O papa e os astronautas
Uma das imagens inesperadamente felizes num mês duro e desencontrado, como este maio foi, encontrei-a no diálogo de Bento XVI com…os astronautas. Parece que ganhamos todos em olhar para a história de outro ângulo – é o que apetece concluir. Confesso que acompanhei com emoção esta conversa de vinte maravilhosos minutos entre um Papa e os doze tripulantes (número curioso, não é?) do Shuttle Endeavour, que gira à volta da terra. Como escreveria depois o diretor do Osservatore Romano, Giovanni Maria Vian, aquele momento que se diria de flagrante normalidade era, contudo, atravessado por um potencial simbólico incomum. Normalmente são os diversos interlocutores a colocarem questões a um Pontífice. Aqui assistimos «a uma singular inversão de papéis»: seria sobretudo Bento XVI a interrogar os seus parceiros de conversa. Aliás, como o próprio Papa começa por dizer: «estou muito interessado em escutar as vossas experiências».

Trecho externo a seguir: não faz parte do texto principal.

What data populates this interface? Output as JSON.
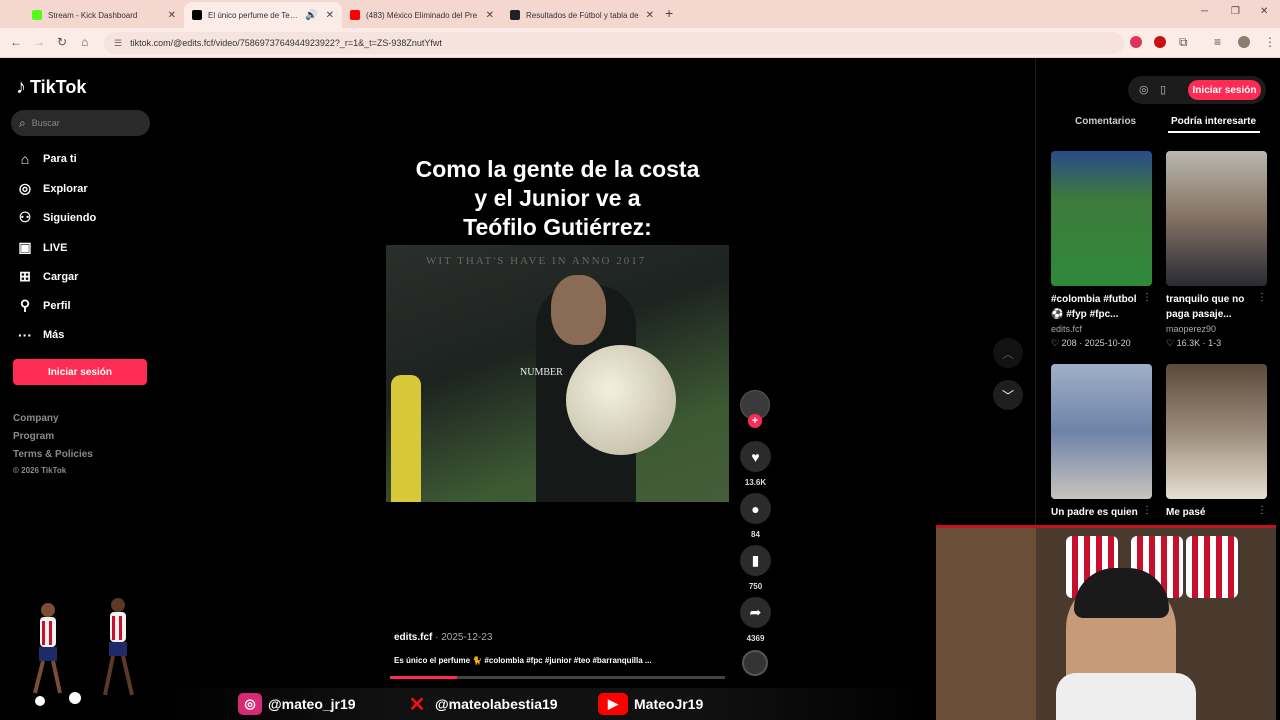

Há um fascínio que nos toca a todos, este de sermos colocados perante a indescritível beleza, silenciosa e azul, do planeta, e da sua posição misteriosa entre os astros. O filósofo Blaise Pascal tinha razão: pensar as profundidades vastíssimas do universo arrepia-nos completamente. A nossa experiência é a das minúsculas escalas. A tendência (contra a qual temos de lutar até ao fim) é a de tornar tudo ainda mais pequeno e limitado: são assim os nossos trânsitos rotineiros e sonâmbulos; são assim as visões parcelares que nos aprisionam ou os detalhes onde nos perdemos. Contemplar o que conhecemos a partir de outra perspetiva ou ousar o exercício (mesmo que, a princípio, doloroso) de buscar uma compreensão mais ampla, e de conjunto, sobre a realidade constitui o grande desafio da sabedoria.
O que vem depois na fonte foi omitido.